Turning around, I sized Malcolm up quickly before speaking loud to be heard over the traffic and honking horns. 


Vai.
” I commanded her to
go
in a language she might understand, since her English seemed to be failing her.


Calmati
.” She tilted her head to the side mockingly, suggesting I actually
calm down
. “There’s no need to hide this conversation, Savannah.”

“We’re not having a conversation. I’m leaving.” Turning without a second glance at her silent boyfriend, I made it down one stair.

“And where is it that you’re going? Home? You don’t have one here, remember? Or, were you planning to run to the house of your lover … who appears to be married?”

“Wow,” I turned around and took three measured steps toward her, “those are some serious accusations coming from someone like you.”

My mother swallowed once, sneaking a sideways glance at Malcolm, who looked as though he was about to speak. She stopped him by putting her hand up. “You seem to have your facts mixed up, Savannah. I never slept with a married man.”

“That’s where you’re mistaken,
Vita
.” I leaned in so only she could hear me. “Dad. Dad was a married man. To you.
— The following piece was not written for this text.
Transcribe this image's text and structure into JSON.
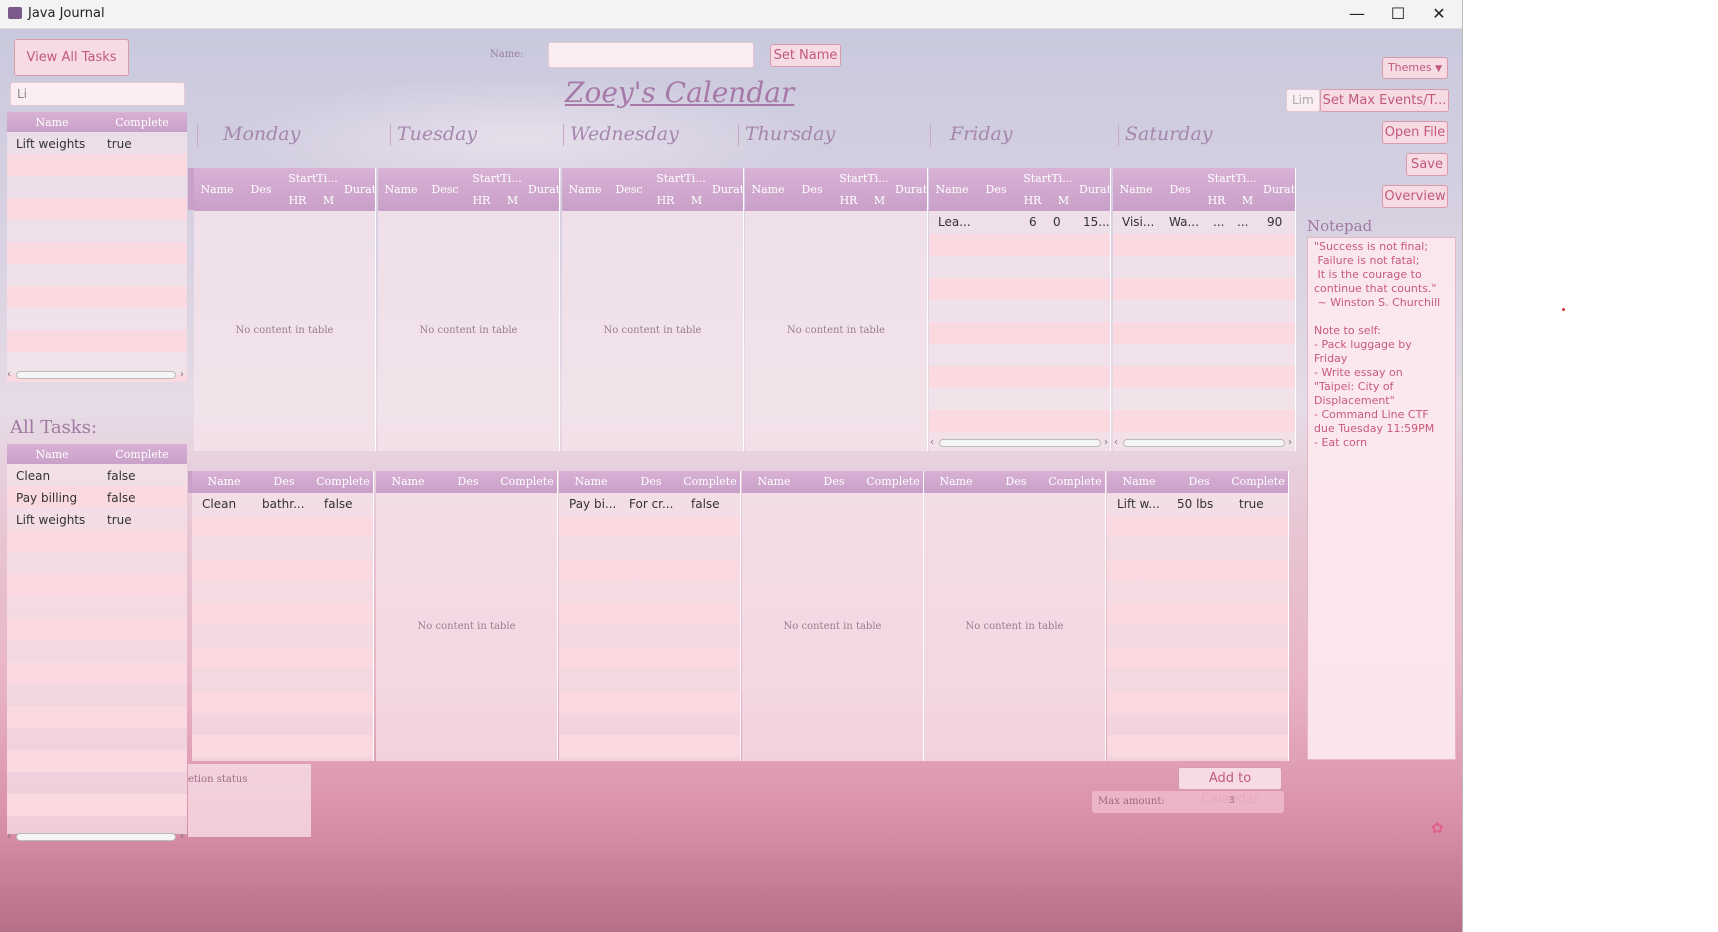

Or, is it that your marriage vows meant so little, you conveniently forgot about them while you were in bed with
him
?” I tilted my chin toward Malcolm who wisely looked away from me.

Without missing a beat or stumbling over her composure, she straightened her shoulders. “It’s funny, hearing you discuss the sanctity of marriage vows as you’ve apparently spent the summer destroying someone else’s. Grow up, Savannah. Let’s go, Malcolm.” My mother held out her arm, linking it with Malcolm’s as they descended the grand stairs of Symphony Hall, leaving a trail of emotional carnage up and down Massachusetts Avenue.